The scenarios are similar, that of a nurse, for example, who works an obligatory overtime shift in a hospital that operates with a reduced staff. A patient on the floor is agitated, she offers him a medicine that could help him calm down. He refuses, turns in circles: he feels threatened and begins to speak loudly. The nurse has other patients to take care of, she can’t do everything. Since he is not cooperating despite her warnings, she decides to press the red button. An automated message resounds throughout the hospital: “code white in psychiatry”. Security agents arrive at the race, and the patient is quickly subdued on the ground. We prick him, we take him to isolation, we tie him up and we watch him as best we can, depending on the staff available.

Peer helper Luc Vigneault called this practice the PAP method: “pogne–attache–pique”. Over the past ten years, the Québec Ombudsman has had to intervene on several occasions regarding its problematic use. The reasons for the complaints it receives remain the same, year after year. For the period from 2000 to 2012, the coroner’s office indicates that the accidental deaths linked to the use of restraint occurred following “accidental strangulation and hanging”, the use of “dangerous material resulting in falls” and “suffocation”.

An ever fragile bond

Health personnel, based on a questionable definition of dangerousness, choose whether or not to apply control measures when they judge that their safety and that of others is at risk. There is no question here of making a detailed assessment of psychiatry since its deinstitutionalization. But we must be interested in this problem in spite of everything: a ravine remains between psychiatrists and patients.
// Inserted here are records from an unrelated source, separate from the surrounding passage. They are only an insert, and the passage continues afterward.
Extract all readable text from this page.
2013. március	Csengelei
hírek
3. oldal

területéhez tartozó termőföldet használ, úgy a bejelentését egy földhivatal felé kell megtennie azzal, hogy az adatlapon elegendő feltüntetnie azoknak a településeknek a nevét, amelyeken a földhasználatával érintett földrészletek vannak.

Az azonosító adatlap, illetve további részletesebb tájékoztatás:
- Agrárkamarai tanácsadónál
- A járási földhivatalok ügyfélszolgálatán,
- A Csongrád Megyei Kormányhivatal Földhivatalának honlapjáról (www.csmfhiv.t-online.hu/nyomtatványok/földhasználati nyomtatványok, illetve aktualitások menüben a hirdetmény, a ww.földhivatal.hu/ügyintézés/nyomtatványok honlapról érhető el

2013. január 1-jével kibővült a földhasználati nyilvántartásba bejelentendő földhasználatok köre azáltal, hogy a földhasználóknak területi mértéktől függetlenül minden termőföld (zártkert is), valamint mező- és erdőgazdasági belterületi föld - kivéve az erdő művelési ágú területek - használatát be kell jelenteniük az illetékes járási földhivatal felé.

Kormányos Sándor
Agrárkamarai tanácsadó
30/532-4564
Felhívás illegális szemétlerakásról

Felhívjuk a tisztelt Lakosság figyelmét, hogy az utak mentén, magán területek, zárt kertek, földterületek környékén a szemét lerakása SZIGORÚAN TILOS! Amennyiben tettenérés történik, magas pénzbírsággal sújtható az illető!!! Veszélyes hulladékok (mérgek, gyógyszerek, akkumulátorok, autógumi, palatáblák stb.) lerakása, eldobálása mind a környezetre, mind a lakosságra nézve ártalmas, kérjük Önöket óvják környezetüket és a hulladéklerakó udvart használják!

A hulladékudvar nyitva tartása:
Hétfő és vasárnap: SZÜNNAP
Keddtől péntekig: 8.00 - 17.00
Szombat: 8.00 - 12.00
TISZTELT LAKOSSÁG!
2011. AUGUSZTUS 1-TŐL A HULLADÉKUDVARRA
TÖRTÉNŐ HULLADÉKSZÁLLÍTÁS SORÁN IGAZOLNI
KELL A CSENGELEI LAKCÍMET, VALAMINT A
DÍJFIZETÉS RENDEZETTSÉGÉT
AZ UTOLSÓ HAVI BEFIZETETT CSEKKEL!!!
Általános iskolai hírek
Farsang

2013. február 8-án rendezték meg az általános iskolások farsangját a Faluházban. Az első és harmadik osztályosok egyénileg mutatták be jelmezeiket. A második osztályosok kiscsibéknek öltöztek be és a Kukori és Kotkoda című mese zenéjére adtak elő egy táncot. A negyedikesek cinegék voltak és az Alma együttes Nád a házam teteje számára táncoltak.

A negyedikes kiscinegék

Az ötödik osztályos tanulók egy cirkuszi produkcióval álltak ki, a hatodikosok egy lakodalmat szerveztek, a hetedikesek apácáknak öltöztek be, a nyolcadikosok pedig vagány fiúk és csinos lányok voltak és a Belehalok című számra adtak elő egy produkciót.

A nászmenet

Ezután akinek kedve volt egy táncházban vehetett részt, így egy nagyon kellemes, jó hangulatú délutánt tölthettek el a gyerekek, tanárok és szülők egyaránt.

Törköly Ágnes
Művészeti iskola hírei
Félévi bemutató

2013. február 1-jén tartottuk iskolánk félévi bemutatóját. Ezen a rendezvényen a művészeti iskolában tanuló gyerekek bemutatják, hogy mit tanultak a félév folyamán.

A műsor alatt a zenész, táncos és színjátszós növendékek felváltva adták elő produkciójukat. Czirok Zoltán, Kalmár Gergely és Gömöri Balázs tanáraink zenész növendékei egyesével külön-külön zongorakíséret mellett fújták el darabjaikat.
Consulting is always a lottery, and schools of thought still coexist. There are psychiatrists who maintain a reciprocal link, where the patient is at the heart of his recovery. Then those who choose to keep a distance. They make diagnoses and, above all, they do not propose: they demand treatment. Otherwise, the file may be closed. They are not necessarily professionals who belong to another generation, simply an authoritarian tradition which is perpetuated.

This balance of power, which scientific literature always considers infantilizing and ineffective, reminds us of that of religious congregations when they administered asylums. We must obey, do not disturb, be conciliatory and, above all, do not grumble.

Limited solutions

The use of control measures is the Achilles’ heel of psychiatry. Several modifications have been made in the last sixty years in Quebec. Advocacy groups are calling for, among other things, a precise and restricted definition of dangerousness, noting in passing that it “has become an elastic concept, leading to an inadequate application of the law, even to an illegal application”.

Before getting to the point of tying up a person, health professionals are taught several techniques to calm the seizures. Do we insist that they be applied? It’s not the tools that they lack, it’s the involvement of the people present at the time of the crisis that requires a lot of effort.

Because each individual has their own values, they necessarily reflect their work. This is arguably where the line is drawn on good or bad decisions. Mandatory training and protocols exist, but the health system is imploding, time is running out and alternative measures are becoming too difficult to apply.

I’m no expert, I just experienced it. Society must continue this reflection that it had begun during the psychiatry revolution of 1960. No one deserves to experience psychiatric violence: the abuse of control measures represents the hidden face of the care of people living with mental health problems. of mental health. Physical and chemical restraints, if not rigorously applied, supervised and reviewed, can mortgage a person’s life. Solutions exist to overcome the problem. A real discussion involves talking about that side of madness that we would rather forget because at the heart of social inequality are cries that go unheard.